My question is that whether the helicity operator $$h=\hat p \cdot S$$ is also related to the chirality of massless fermions also in other dimensions? (other than 4d)

For example in 1d space and 1d time (2d), we still can have a left-moving fermion ($$\hat p<0$$) and right-moving fermion ($$\hat p > 0$$). How about their spins? It seems that their spins are locked with their momentum, for example, we can say that left-moving fermion has a spin up ($$S>0$$), while the right-moving fermion has a spin down ($$S<0$$).

Then we see that the left-moving fermion ($$\hat p<0, S>0$$) $$h=\hat p \cdot S <0,$$ the right-moving fermion ($$\hat p>0, S<0$$) $$h=\hat p \cdot S <0.$$

So they do not have the different helicity $$h$$ if $$h=\hat p \cdot S$$ is the way to define helicity.
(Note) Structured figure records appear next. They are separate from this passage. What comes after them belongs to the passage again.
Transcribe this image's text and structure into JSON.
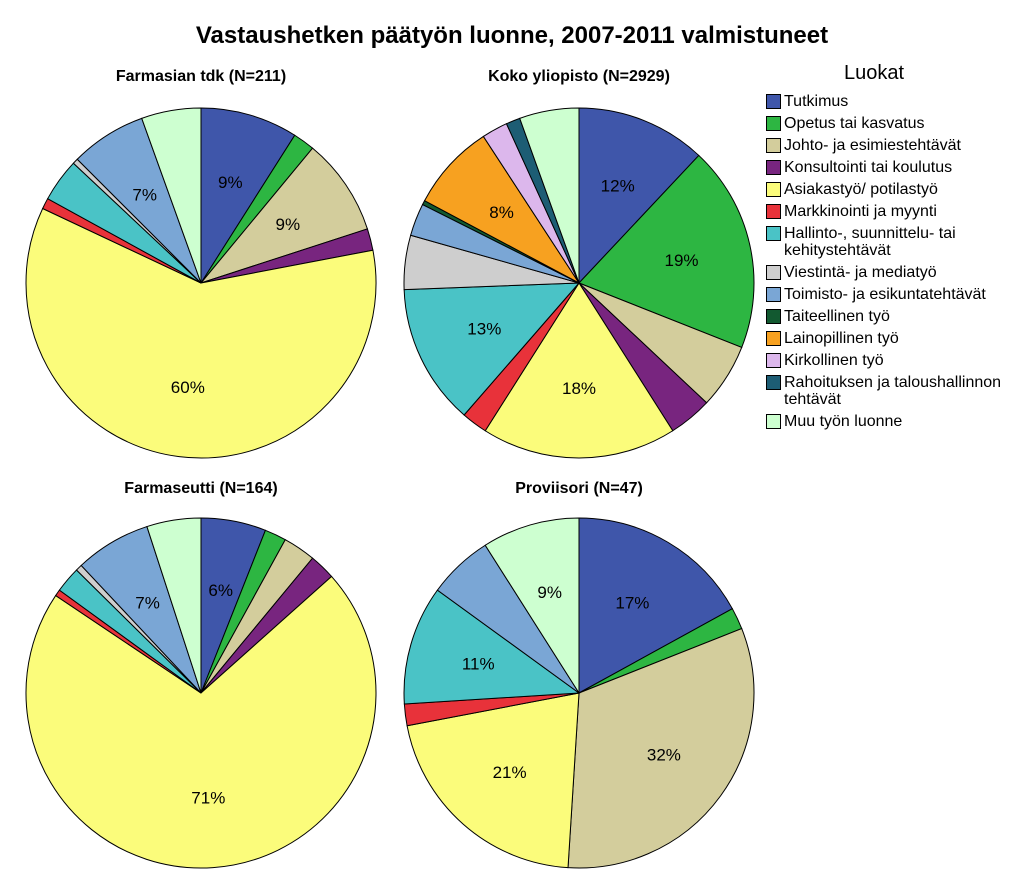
{
  "title": "Vastaushetken päätyön luonne, 2007-2011 valmistuneet",
  "legend_title": "Luokat",
  "categories": [
    {
      "label": "Tutkimus",
      "color": "#3f56aa"
    },
    {
      "label": "Opetus tai kasvatus",
      "color": "#2db642"
    },
    {
      "label": "Johto- ja esimiestehtävät",
      "color": "#d3cd9c"
    },
    {
      "label": "Konsultointi tai koulutus",
      "color": "#78257f"
    },
    {
      "label": "Asiakastyö/ potilastyö",
      "color": "#fbfc7b"
    },
    {
      "label": "Markkinointi ja myynti",
      "color": "#e8323a"
    },
    {
      "label": "Hallinto-, suunnittelu- tai kehitystehtävät",
      "color": "#4ac3c6"
    },
    {
      "label": "Viestintä- ja mediatyö",
      "color": "#cecece"
    },
    {
      "label": "Toimisto- ja esikuntatehtävät",
      "color": "#7aa6d5"
    },
    {
      "label": "Taiteellinen työ",
      "color": "#125930"
    },
    {
      "label": "Lainopillinen työ",
      "color": "#f7a120"
    },
    {
      "label": "Kirkollinen työ",
      "color": "#dcb7ec"
    },
    {
      "label": "Rahoituksen ja taloushallinnon tehtävät",
      "color": "#1d5d74"
    },
    {
      "label": "Muu työn luonne",
      "color": "#cdffd0"
    }
  ],
  "chart_data": [
    {
      "type": "pie",
      "title": "Farmasian tdk (N=211)",
      "values": [
        9,
        2,
        9,
        2,
        60,
        1,
        4,
        0.5,
        7,
        0,
        0,
        0,
        0,
        5.5
      ],
      "data_labels": [
        "9%",
        "",
        "9%",
        "",
        "60%",
        "",
        "",
        "",
        "7%",
        "",
        "",
        "",
        "",
        ""
      ]
    },
    {
      "type": "pie",
      "title": "Koko yliopisto (N=2929)",
      "values": [
        12,
        19,
        6,
        4,
        18,
        2.4,
        13,
        5,
        3,
        0.4,
        8,
        2.4,
        1.3,
        5.5
      ],
      "data_labels": [
        "12%",
        "19%",
        "",
        "",
        "18%",
        "",
        "13%",
        "",
        "",
        "",
        "8%",
        "",
        "",
        ""
      ]
    },
    {
      "type": "pie",
      "title": "Farmaseutti (N=164)",
      "values": [
        6,
        2,
        3,
        2.4,
        71,
        0.6,
        2.4,
        0.6,
        7,
        0,
        0,
        0,
        0,
        5
      ],
      "data_labels": [
        "6%",
        "",
        "",
        "",
        "71%",
        "",
        "",
        "",
        "7%",
        "",
        "",
        "",
        "",
        ""
      ]
    },
    {
      "type": "pie",
      "title": "Proviisori (N=47)",
      "values": [
        17,
        2,
        32,
        0,
        21,
        2,
        11,
        0,
        6,
        0,
        0,
        0,
        0,
        9
      ],
      "data_labels": [
        "17%",
        "",
        "32%",
        "",
        "21%",
        "",
        "11%",
        "",
        "",
        "",
        "",
        "",
        "",
        "9%"
      ]
    }
  ]
}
Because the chirality of left-moving can be be $$-$$ chiral, and right-moving fermion can be be $$+$$ chiral. They should have different signs.
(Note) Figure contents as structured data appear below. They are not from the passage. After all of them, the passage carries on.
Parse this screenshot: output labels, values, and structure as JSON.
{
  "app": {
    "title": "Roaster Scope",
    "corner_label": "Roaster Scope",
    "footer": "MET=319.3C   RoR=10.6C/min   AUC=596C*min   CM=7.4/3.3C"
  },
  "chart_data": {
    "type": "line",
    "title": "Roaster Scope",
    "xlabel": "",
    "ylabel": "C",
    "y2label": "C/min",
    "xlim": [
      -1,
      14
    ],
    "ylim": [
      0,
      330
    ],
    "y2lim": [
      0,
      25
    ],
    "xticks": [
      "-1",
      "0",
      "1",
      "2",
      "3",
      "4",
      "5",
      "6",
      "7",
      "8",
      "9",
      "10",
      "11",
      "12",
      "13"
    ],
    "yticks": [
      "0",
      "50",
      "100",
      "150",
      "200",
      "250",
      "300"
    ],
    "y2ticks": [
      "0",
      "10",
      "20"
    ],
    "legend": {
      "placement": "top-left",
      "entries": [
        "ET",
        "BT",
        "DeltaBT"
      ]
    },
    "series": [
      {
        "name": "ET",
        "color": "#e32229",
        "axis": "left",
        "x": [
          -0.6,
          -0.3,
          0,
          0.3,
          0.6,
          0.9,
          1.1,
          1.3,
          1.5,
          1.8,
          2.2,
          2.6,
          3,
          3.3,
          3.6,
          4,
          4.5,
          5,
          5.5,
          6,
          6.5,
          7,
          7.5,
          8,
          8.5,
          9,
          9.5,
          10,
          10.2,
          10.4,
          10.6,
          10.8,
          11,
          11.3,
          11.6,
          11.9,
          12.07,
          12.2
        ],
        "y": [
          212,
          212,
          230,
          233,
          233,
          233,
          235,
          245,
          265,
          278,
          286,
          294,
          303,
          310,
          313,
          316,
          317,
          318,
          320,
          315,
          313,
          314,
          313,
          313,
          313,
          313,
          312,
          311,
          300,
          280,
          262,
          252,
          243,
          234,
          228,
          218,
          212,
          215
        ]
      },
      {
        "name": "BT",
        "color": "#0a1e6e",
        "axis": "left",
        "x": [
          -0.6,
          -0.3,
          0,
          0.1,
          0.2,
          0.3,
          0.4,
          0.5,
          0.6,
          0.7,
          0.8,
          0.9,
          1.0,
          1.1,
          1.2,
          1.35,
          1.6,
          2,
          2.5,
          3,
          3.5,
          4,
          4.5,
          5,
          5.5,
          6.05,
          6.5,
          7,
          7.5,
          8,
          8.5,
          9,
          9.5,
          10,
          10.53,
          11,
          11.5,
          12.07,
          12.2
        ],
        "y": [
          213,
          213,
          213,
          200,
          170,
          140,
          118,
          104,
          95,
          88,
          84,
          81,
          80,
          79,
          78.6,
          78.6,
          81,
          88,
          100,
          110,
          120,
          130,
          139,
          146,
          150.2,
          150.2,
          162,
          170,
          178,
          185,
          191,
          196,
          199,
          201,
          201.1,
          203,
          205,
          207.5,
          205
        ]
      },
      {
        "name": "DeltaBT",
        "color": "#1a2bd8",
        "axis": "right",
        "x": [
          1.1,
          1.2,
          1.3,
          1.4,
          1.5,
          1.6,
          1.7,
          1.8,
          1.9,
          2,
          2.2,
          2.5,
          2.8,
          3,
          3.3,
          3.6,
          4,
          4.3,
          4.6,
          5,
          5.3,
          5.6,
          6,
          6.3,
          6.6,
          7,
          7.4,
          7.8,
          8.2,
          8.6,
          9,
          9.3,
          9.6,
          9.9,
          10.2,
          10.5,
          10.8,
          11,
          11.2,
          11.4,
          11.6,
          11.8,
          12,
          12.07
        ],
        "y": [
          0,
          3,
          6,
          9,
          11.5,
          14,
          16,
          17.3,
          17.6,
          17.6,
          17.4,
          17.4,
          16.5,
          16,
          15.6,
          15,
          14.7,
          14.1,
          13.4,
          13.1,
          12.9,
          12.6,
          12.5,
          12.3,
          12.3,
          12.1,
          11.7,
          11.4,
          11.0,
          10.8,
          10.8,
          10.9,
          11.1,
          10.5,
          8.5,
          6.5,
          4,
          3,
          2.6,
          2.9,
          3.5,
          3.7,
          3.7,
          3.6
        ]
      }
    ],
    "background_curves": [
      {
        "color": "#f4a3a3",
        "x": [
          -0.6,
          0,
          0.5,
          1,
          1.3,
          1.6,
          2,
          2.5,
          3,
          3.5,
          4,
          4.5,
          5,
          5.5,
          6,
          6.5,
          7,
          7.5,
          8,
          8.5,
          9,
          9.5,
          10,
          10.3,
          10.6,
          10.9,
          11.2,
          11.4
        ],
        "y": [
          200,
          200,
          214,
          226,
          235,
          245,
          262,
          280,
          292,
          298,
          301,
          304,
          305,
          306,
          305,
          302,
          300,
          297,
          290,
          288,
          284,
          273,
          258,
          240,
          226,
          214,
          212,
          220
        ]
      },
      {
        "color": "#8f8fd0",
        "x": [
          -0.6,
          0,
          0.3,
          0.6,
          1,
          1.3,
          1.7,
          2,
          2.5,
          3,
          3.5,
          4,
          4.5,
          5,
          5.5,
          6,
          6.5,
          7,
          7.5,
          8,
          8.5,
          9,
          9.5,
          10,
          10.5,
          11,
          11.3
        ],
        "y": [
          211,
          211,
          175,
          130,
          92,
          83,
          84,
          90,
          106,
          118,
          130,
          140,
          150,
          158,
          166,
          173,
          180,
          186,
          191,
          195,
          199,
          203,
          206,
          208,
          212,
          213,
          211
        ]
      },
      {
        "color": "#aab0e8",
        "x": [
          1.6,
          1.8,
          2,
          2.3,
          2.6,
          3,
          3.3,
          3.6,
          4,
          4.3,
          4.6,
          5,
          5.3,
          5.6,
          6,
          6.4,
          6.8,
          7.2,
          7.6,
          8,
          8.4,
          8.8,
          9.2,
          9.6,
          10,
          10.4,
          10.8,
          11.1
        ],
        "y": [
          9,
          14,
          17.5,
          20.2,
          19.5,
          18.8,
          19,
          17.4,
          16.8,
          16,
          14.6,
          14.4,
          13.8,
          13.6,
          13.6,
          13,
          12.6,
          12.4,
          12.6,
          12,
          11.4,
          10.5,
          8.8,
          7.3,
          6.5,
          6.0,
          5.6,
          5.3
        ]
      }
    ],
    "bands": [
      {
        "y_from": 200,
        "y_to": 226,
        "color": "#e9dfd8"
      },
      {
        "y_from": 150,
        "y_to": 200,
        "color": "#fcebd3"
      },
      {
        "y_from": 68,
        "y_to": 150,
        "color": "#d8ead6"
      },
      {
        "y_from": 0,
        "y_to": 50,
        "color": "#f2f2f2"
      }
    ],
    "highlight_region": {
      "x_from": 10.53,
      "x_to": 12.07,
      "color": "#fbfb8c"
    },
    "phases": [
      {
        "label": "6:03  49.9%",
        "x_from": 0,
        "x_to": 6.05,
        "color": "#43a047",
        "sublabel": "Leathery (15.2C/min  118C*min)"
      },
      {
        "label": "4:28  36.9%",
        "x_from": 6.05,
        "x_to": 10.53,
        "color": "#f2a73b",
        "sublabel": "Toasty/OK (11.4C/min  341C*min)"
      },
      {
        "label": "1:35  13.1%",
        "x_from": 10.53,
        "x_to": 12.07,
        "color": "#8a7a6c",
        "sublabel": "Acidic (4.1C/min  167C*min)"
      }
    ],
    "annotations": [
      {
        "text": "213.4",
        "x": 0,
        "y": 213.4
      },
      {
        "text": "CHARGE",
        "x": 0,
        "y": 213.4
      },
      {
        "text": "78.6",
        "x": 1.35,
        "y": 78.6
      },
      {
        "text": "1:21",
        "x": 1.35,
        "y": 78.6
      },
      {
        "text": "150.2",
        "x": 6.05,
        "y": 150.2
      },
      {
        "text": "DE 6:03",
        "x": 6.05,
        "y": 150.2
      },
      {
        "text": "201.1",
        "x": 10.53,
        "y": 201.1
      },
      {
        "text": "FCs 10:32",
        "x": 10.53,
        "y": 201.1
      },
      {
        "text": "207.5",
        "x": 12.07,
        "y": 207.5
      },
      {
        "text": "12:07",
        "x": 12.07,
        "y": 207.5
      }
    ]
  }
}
How about other even space time dimensions, when we can define chirality? Can we find analogy of the helicity operators? How to define such $$h$$?
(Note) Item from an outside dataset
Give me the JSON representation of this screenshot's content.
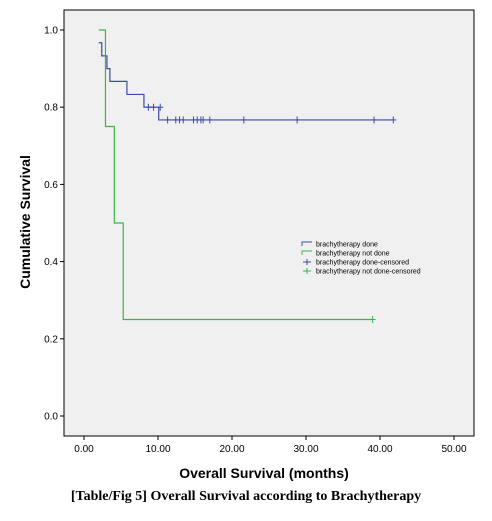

• I see three questions here. (1) What's the relation, if any, between helicity and chirality in $d\neq 4$ dimensional spacetime? (2) When is chirality defined? (3) How is helicity defined in $d\neq 4$ dimensional spacetime? Questions (2) and (3) are prerequisites for (1). Question (3) is almost a duplicate of Analogue of helicity in higher dimensions and concrete formula, but not quite. For (2), are you familiar with Clifford algebra and spinors? For (3), are you familiar with the concept of the "little group" in the context of massless particles? Sep 19 at 15:18
• thanks - what you wrote is very helpful. maybe you can update to an answer, I know chirality can be defined when you have a gamma5 in even spacetime dimensions. Sep 19 at 15:31
• Chirality is defined only in even-dimensional spacetime, and it's always binary (the only options are left-handed and right-handed). In contrast, helicity is not always binary. In 2-dimensional spacetime (1-dimensional space), angular momentum does not exist because the rotation group is trivial. In $2n$-dimensional spacetime for $2n\geq 4$, a massless particle has a $2^{n-2}$ linearly independent helicity states for each chirality. So, for $2n\geq 6$, a massless particle has a continuum of possible helicity states (for each chirality) instead of only one. Is this what you're looking for? Sep 20 at 1:12

In 4 dimensions, the little group is U(1), the group of rotations about the direction of motion. This has one generator, which is exactly the projection of $$\vec S$$ along the direction of motion, that is, the usual helicity. This is a very simple situation. In 2 dimensions, there is no little group. In 6 dimensions, the little group is SO(3) or SU(2).
I restrict myself to even dimensions here because that is where $$\Gamma$$, the chirality, is defined. In 2 dimensions, $$\Gamma = \gamma^0\gamma^1$$, in 4 dimensions in is the usual $$\gamma^5$$, etc. In general dimensions, the minimal size of the representation for a Dirac spinor is $$2^{[d/2]}$$, that is, 2 in 2 or 3 dimensions, 4 in 4 or 5 dimensions, and 8 in 6 or 7 dimensions. In even dimensions, it is possible to split the massless spinor representation into two parts with chirality ($$\Gamma$$ eigenvalues) +1 and -1. These have dimensions 1 in 2-d, 2 in 4-d, and 4 in 6-d. In 2-d (1 space dimension), the $$\Gamma = +1$$ eigenstate is fermion moving only to the right along the line at the speed of light, and the $$\Gamma = -1$$ state is a fermion moving the left along the line. In 4-d, the chirality eigenstates are the usual right- and left-handed spinors. In 6-d, the 4-dimensional representation is composed of two representations which are both SU(2) spinors. In reduction to 4 dimensions, this representation decomposes as $$4 \to (+1, 2, 1) + (-1, 1, 2)$$ where the first quantum number is the $$\Gamma$$ eigenvalue and the next two are the $$(j_R,j_L)$$ quantum numbers of the $$SO(3,1)$$ representation. For those who are attuned to this, the 4 in 6-dimensions is “vectorlike” when reduced to 4 dimensions.